Il est vrai aussi que chez ceux qui restent fidèles aux champs, on dit que les mœurs ont fléchi, que le courage a manqué, que la simplicité s’est perdue. Cependant si nous regardons, à côté de la salle des Lhermitte, le panneau occupé par les dix toiles de M. Cottet, salle VIII, nous voyons les paysannes qu’il a peintes, petites-filles ou arrière-petites-filles des pirates d’Ouessant, courbant leurs têtes bien naïves et leurs bonnets bien simples sous une douleur bien sincère.
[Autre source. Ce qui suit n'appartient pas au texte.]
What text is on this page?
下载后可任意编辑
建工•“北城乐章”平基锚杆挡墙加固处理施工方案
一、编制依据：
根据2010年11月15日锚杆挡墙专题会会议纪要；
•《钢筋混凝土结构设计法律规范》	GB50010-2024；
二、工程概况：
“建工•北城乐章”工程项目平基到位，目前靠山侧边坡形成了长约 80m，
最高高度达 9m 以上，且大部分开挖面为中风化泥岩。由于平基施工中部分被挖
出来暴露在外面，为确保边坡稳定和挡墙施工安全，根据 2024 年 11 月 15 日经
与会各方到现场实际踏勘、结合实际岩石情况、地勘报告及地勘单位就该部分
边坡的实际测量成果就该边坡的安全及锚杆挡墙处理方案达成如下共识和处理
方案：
Dans le rythme égal qui penche les visages de ces tableaux et de ces pastels vers le centre du panneau, on peut voir l’affliction, mais non la faiblesse. Dans les yeux, on ne peut lire aucun reproche pour l’Océan perfide et vert, d’où vient la mort, mais d’où l’on tire aussi la vie de chaque jour. Cette vieille semble chercher dans sa mémoire d’autres deuils plus anciens, le jour déjà éloigné où, ne voyant pas revenir son homme, elle interrogea les camarades, et où on lui répondit : « Il garde le bord. » Celle-là, plus jeune, presque une enfant, s’appuie pour pleurer sur l’épaule d’une amie fidèle et grave. Et toutes ces figures ramènent le regard vers l’étrange enfant mort, qui peut paraître irritant dans sa parure suprême, mais qui témoigne que les traditions mystiques de ces paysans de la mer ne sont point si perdues.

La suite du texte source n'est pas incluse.